И, пока ее высокая фигура не скрылась за обнаженным зимой, но густым кустом, росшим у выхода, два голубых глаза с тоскою следили за ним, и слеза за слезой выкатывалась из них на соболью опушку телогреи…

II. Встреча

Понуря голову, шел Андрей Михайлович по Москве, выйдя из сада после прощания с Марьей Васильевной.

«Эх, жизнь! И надо же было Даниле Адашеву этот поход выдумать! Оставался бы себе спокойно на Москве, благо, его брат царский любимец. Так нет же, не терпится ему! И чего это людям на месте не сидится? Все бы им биться да драться!.. Что им делить? Места на белом свете мало, что ли? Хватило бы всем! А тут еще из-за их прихоти покидай свою голубку и к татарам гололобым отправляйся… А не идти нельзя! И ведь то подумаешь: ни у меня отца, ни у меня матери, одна завелась зазнобушка, так и ту судьба бросить заставляет! Вот она, доля наша горькая, доля молодецкая!» — так размышлял князь, забывший под влиянием прощания с милой, что еще недавно он считался одним из самых отчаянных сорвиголов в Москве.

— Ба, ба, ба! Да никак это ты, Андрей Михайлыч! — послышался около него громкий голос

Князь поднял глаза на говорившего. Перед ним стоял высокий и плотный мужчина. От его сильно загорелого лица веяло каким-то бесшабашным разгулом и удалью. Длинные и щетинистые усы, спускавшиеся над плохо выбритым острым подбородком, придавали ему воинственный вид. Одет он был в малиновую казацкую свитку, поверх которой был, накинут полушубок, и в широченные шаровары, заправленные в сапоги из нечерненой кожи… Высокая барашковая шапка с красным дном, украшенным золотой кистью, была сдвинута на затылок и открывала бритое темя, от которого к уху спускался густой чуб белокурых волос, у пояса болталась шашка: на оправленной в серебро ее рукоятке сверкал красный, как капля крови, рубин… Словом, перед Андреем Михайловичем стоял запорожский казак.

Князь с удивлением смотрел на незнакомца.

— Что, брат, аль не узнал? Забыл, знать, Петруху, попова сына, а? — произнес незнакомец, смеясь.

— Петр! Да неужто это ты?! Вот уж, кажись, голову прозакладывал бы, что никак не признал бы тебя в этом наряде! — радостно вскричал Андрей Михайлович, сжимая в своих объятиях товарища детских игр, Петра Никольского, успевшего превратиться из длинного, худощавого и слабого на вид юноши-поповича в здорового весельчака-запорожца.

— Еще бы узнать! Я, чай, если бы отец мой покойный, царство ему небесное, встретил меня, так и тот не признал бы!

— Как же это ты в запорожцы попал? Я думал, ты уже попом давно.
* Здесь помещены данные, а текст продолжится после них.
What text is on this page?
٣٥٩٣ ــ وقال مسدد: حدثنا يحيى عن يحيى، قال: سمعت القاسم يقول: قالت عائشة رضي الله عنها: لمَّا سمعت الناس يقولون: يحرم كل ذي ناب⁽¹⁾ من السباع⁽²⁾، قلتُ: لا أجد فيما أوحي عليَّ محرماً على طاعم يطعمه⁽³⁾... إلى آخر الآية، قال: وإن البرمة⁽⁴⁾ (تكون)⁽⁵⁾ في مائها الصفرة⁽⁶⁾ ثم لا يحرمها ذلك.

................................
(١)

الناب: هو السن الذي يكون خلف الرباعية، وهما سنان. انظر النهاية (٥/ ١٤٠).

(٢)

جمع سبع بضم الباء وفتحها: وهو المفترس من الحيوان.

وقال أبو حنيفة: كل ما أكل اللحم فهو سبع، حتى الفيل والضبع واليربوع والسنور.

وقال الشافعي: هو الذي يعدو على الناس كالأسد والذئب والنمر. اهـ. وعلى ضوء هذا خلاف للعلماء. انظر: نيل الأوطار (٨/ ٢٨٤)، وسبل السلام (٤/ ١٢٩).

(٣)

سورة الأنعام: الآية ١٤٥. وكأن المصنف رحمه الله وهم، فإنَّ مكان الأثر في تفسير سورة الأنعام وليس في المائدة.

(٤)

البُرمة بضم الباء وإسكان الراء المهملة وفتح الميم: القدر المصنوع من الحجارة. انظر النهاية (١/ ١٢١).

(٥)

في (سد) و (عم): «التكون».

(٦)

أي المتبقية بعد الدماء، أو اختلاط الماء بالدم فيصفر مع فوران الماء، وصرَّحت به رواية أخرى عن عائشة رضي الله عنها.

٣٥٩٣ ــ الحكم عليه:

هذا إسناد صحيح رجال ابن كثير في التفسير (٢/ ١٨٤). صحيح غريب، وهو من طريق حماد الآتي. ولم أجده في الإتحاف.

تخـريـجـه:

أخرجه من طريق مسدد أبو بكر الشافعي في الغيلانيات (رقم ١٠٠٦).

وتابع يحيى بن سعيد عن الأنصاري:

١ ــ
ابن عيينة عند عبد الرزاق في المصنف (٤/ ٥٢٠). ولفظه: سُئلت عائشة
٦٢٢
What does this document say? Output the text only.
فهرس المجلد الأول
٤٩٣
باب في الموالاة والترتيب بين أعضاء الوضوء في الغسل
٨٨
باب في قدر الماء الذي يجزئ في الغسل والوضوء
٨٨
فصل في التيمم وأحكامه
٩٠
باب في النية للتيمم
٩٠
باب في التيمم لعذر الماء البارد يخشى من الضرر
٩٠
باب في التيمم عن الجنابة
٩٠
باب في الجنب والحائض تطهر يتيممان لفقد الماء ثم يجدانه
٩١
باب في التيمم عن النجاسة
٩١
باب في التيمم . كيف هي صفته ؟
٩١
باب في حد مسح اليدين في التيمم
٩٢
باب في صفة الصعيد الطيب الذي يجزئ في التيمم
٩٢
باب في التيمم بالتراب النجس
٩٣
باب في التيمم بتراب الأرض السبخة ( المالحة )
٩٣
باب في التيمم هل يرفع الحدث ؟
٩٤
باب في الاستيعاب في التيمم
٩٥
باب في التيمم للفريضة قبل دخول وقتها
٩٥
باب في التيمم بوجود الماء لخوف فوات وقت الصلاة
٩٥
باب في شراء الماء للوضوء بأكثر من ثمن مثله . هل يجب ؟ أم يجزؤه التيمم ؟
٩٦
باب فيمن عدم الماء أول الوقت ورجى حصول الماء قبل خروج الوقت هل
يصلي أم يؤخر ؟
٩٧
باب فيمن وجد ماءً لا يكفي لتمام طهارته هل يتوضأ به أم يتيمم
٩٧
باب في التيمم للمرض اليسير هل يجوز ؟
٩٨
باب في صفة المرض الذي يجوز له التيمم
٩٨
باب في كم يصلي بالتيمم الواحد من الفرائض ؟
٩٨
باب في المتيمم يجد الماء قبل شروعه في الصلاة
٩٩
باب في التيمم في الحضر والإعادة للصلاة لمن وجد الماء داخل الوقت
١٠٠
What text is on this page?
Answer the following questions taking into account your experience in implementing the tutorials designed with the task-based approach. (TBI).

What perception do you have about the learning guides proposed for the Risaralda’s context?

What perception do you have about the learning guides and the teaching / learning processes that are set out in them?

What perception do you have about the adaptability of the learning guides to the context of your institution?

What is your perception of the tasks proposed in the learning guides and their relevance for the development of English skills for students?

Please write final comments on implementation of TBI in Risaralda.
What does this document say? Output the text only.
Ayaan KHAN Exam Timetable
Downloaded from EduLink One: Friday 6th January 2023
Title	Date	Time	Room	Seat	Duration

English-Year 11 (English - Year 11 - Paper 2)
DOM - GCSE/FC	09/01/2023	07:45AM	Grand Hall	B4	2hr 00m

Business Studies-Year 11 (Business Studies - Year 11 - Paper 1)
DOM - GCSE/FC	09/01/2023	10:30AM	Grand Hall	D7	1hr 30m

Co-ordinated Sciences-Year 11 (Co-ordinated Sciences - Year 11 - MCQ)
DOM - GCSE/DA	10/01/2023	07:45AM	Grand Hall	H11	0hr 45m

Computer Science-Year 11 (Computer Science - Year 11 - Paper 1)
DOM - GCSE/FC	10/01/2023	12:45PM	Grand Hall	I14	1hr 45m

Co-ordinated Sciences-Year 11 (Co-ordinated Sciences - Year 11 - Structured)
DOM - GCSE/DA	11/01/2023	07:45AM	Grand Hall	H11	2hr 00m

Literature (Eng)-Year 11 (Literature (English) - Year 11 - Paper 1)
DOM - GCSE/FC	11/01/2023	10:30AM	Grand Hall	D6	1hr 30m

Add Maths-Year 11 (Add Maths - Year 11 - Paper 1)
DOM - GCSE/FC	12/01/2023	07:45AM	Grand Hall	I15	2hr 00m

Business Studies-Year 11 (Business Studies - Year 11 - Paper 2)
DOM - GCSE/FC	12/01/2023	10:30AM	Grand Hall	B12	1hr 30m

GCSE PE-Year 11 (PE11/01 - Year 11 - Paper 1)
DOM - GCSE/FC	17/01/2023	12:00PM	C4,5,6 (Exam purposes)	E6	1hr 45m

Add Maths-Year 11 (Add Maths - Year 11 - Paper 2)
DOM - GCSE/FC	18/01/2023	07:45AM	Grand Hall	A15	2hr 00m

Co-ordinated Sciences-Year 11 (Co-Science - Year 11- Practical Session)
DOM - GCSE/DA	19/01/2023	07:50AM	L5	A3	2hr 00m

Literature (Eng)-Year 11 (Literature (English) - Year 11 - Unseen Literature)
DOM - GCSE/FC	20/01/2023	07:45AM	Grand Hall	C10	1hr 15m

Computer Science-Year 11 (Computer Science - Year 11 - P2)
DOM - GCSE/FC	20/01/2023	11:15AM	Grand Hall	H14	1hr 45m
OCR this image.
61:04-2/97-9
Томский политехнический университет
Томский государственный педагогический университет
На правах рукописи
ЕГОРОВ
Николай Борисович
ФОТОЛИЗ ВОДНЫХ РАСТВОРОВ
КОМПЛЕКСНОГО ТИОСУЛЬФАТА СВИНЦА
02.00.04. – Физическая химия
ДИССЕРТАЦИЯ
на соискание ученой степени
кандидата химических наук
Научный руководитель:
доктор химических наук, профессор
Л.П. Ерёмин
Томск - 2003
— Да, был бы попом, кабы… Да после расскажу, как будет время… А теперь ты лучше скажи, куда бредешь?

— Домой иду; надо выспаться, а завтра, чуть свет, в поход.

— А! И ты, стало быть, с Данилой?

— Да… А ты как в Москве очутился?

— Чай, ты слышал, что ваш дьяк московский, Ржевский, вместе с нашими казаками татар крымских бил?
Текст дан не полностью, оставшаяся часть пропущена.